There is a tendency in financial journalism to observe a current trend and project it to infinity. Thirty-nine years ago this month, Business Week published its famous cover story entitled “The Death of Equities.” If you Google those four words, you will see that economists and financial analysts are still writing about that article, explaining how its brilliant analysis led to such a flawed conclusion.
Looking at Wall Street from the inside, the argument that equities were being replaced by higher-yield investments was logical. New money market funds were soaring. Gold had just broken (get ready) the $300 level for the first time. The Dow was trading in (get ready again) the 800 range, having fallen from a peak of 1,000 that it scaled just before the 1973 OPEC oil embargo, when the price of oil soared overnight from (get ready one more time) $3.50 a barrel to $10. In short, things were so gloomy in the stock market that Business Week’s investment editors fantasized about the demise of stocks. Other Business Week editors, including myself, who covered companies and industries, believed there was too much fundamental value in corporate assets for their stocks to be undervalued forever.
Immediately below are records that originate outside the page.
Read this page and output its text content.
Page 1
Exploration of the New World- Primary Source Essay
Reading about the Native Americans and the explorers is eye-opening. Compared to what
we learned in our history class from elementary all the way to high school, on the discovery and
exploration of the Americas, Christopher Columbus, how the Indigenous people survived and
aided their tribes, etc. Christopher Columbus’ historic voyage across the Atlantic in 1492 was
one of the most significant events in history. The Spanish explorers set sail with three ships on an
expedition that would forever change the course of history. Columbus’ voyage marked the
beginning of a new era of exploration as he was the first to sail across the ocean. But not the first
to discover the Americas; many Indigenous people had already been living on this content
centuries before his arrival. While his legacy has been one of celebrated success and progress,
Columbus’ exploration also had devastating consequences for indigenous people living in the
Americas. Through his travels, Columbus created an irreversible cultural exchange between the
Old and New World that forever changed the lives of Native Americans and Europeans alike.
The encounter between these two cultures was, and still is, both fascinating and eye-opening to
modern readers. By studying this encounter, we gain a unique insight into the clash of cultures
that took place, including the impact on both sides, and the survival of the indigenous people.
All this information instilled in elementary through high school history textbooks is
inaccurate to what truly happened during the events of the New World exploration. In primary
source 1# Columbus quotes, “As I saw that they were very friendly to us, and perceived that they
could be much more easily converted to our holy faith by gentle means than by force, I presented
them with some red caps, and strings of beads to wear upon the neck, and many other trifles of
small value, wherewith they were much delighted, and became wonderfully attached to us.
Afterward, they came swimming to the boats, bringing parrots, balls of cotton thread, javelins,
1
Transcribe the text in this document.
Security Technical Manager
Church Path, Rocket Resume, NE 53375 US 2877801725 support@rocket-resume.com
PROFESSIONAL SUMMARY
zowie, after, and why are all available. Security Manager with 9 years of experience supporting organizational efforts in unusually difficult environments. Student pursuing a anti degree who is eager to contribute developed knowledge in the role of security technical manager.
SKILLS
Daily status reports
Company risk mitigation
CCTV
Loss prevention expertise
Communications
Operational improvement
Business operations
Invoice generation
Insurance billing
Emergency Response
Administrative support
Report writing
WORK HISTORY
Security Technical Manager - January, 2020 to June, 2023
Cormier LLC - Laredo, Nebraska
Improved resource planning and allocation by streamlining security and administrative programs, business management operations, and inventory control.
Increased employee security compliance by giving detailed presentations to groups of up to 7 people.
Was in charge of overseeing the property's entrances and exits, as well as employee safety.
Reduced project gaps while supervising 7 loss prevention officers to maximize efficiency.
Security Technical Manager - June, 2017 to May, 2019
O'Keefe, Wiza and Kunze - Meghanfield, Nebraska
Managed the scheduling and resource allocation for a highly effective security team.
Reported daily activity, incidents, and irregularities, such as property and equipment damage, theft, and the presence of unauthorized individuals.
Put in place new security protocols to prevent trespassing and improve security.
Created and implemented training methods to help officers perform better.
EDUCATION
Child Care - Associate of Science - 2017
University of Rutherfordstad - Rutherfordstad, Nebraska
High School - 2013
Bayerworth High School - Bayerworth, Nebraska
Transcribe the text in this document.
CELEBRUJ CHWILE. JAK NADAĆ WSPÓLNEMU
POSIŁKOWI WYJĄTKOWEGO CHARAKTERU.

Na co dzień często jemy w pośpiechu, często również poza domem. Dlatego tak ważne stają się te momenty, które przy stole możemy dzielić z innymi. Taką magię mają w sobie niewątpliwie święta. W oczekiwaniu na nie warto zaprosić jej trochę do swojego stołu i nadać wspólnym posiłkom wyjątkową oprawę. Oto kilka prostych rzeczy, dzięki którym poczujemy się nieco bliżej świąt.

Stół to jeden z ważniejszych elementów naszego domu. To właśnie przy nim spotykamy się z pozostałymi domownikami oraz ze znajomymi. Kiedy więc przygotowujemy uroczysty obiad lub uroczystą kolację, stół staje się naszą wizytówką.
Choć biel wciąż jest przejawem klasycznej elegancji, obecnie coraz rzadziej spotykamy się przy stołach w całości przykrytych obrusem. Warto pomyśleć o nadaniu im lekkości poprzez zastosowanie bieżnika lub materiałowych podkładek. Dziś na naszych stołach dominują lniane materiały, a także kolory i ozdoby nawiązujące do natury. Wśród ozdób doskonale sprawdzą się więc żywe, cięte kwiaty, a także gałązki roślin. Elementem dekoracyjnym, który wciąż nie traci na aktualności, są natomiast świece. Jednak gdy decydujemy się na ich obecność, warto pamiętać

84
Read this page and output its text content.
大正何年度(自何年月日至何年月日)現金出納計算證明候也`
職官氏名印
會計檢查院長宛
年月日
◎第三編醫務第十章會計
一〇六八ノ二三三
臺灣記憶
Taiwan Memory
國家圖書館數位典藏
Fast forward to today. Starbucks, the most successful food service chain since McDonald’s, is closing 600 stores. Retail chains are shuttering locations all over the place. Malls are emptying out, and no new ones are being built. Given the collapse of the mortgage and housing market and the worst banking meltdown since the Great Depression, it’s hard to believe this picture will change any time soon. And while e-retailing last year grew at 22%-another yawn for that business-store-based sales grew at only 3%, barely enough to beat inflation. A few weeks ago, a lead story on the New York Times business page reported how consumers were abandoning stores in favor of web sites in order to avoid drive-to shopping with $4-a-gallon gasoline in the tank.
One wonders whether a Business Week cover story on the “Death of Chain Stores” can be far behind.
If ever written, it too will reach an egregiously wrong conclusion. As our August cover story reports, many chains are finally investing heavily in the web-not as a replacement for stores but as an integral part of their retailing strategy. Chains like J.C. Penney, which constantly reinvents itself, are leading the way. In his keynote address at the Internet Retailer Conference & Exhibition in June, Mike Boylson, Penney’s chief marketing officer, told attendees that JCP.com was being positioned as “the hub of the brand.” In short, the web is not a substitute for stores but the core means of revitalizing them, making chains more relevant in an Internet age.
A good model is the office supply market. The three leading store-based office supply chains are also the three top retail chains ranked in our new Top 500 Guide of e-retailers (No. 2 Staples, No. 3 Office Depot and No. 6 Office Max). No wonder 37% of office supplies are sold online, the web’s highest penetration of any merchandising segment.
Most chains have a long way to go to match that. They are being pushed into this new world by catalogers and Internet-only merchants who outperform them on the web and whose online sales have grown faster. Some chains, like Starbucks, still don’t get it. The fastest growing e-retailer last year was Green Mountain Coffee Roasters. In stark contrast, Starbucks.com didn’t make the Top 500. Why? Maybe, like GOP candidate John McCain, Starbucks hasn’t done “a Google.”